Employment Powers for a Purpose

There is now broad support in Scotland for devolving employment law. Dave Watson is author of a new Reid Foundation report on the practicalities of giving the Scottish Parliament those powers.

The principle of devolving employment law to Scotland has cross-party support in Scotland, along with the STUC, TUC and a wide range of civil society organisations. Gordon Brown’s recent Commission on the UK’s Future report proposed making employment law a shared responsibility, which is weaker than Scottish and UK Labour’s recent manifesto pledges. However, Angela Rayner appears less enthusiastic, saying Holyrood ‘won’t need’ the powers ‘because I want employment law across the whole of the United Kingdom to be uplifted and better’.

I’m afraid this is not the first time a Labour UK spokesperson has somewhat missed the point of devolution. Labour’s New Deal for Working People would be a significant improvement, and few doubt Angela’s commitment to the policy. However, devolved powers exist to reflect Scotland’s specific needs and enable joined-up policies on economic development, inequality, and active labour market intervention. That is why devolving employment law has broad-based political and public support in Scotland.

STUC Congress debated the devolution of employment rights in Dundee earlier this month.

The challenge for those supporting devolving employment law has been to articulate what this means in practice. The Jimmy Reid Foundation has recently addressed this challenge with a paper, Devolving Employment Legislation, which sets out a detailed policy for the devolution of employment-related law to Scotland.1

We start with an examination of employment standards, which often underpin the case for devolution. Devolution initiatives like Fair Work have mitigated some of the problems facing workers in Scotland, including raising wages higher than in the rest of the UK. However, as we set out in our assessment of Fair Work in Scotland last year, more could be done using these powers.2

In the chapter on the employment law framework in Scotland, we identify the differences between Scotland and the rest of the UK and the existing powers that impact employment. We cover all the areas of law that might have employment law implications and look at how these could be devolved. Some areas of law, like transport, company law and social security, have more minor elements of employment impact, and those areas need to be considered in the broader devolution debate. We recommend the following for devolution:

• Employment rights, primarily those set out in the Employment Rights Act 1996, and the related court structure are already being devolved.

• Trade unions and industrial action are primarily set out in the Trade Union and Labour Relations (Consolidation) Act 1992. This includes employer associations registered under that legislation. This devolution may require a separate Certification Officer for Scotland.

• Wages as set out in employment rights and the contract of employment. This should include the National Living Wage (NLW) and the National Minimum Wage (NMW).

• Equal opportunities and discrimination law as it applies to employment. This would also extend the role of the Scottish Human Rights Commission.

• Health and safety legislation and enforcement through creating a Scottish Health and Safety Executive.

• The partial devolution of immigration policy with a Scottish visa to enter the UK would let migrants live and work in Scotland with a Scottish tax code.

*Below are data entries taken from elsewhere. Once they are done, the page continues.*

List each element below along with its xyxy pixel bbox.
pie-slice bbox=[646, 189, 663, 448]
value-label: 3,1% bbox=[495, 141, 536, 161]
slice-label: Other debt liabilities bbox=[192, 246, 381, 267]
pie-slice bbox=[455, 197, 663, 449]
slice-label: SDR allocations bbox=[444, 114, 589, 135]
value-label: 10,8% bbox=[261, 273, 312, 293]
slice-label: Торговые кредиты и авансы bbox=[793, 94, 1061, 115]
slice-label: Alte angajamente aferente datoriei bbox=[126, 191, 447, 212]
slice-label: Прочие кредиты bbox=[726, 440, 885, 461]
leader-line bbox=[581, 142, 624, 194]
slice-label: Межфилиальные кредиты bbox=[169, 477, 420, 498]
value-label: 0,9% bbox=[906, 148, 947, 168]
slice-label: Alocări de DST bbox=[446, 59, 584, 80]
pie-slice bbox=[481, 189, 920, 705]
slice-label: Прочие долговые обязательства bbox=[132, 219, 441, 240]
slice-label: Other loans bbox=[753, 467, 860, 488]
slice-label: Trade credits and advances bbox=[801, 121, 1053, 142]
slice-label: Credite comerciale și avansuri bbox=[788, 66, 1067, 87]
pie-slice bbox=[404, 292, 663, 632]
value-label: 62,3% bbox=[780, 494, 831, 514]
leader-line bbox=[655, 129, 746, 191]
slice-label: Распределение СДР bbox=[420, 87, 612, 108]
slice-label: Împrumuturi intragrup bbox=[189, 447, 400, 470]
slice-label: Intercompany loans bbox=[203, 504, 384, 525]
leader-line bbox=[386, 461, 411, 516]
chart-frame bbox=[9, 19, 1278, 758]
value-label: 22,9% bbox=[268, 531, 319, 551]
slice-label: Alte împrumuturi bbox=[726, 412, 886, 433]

• The regulation of health professions.

There will be those who argue we should go further. For example, while a case can be made for the devolution of occupational pensions, it is difficult to identify many benefits of establishing a separate pensions regulator, ombudsman and protection fund, with the associated costs. Pensions are one of the few policy areas where scale brings benefits, and there is a legitimate case for further consolidation in pension funds.

The paper does not focus on setting out another wishlist of how employment rights could be improved through the devolution of employment law. However, there is no point in devolving any powers if they are not used for progressive purposes – powers for a purpose. We therefore examine proposals from the Scottish Government, the Institute of Employment Rights, and the Labour Party to strengthen employment rights. We propose that the IER Manifesto for Labour Law provides the basis for enhancing workers’ rights . The underlying principle is that workers can only ensure dignity and respect in the workplace through collective action to determine their terms and conditions.

The strength of devolution is that a smaller administration can try new approaches that would be complex and slow to deliver across the UK. It could introduce a new constructive model of industrial relations and modern employment rights to replace the failed model facilitated by poor legislation from Westminster. In particular, we point to the Scandinavian model that fits a country like Scotland in scale and culture. These economies have managed to be socially inclusive and egalitarian, flexible, innovative and internationally competitive. We offer this paper as a practical guide to delivering a new model through devolution. And a gentle reminder to UK comrades that devolution means the nations and regions of the UK may not always want a one-size-fits-all all UK model – however good you think it is!

Dave Watson is Director of the Jimmy Reid Foundation.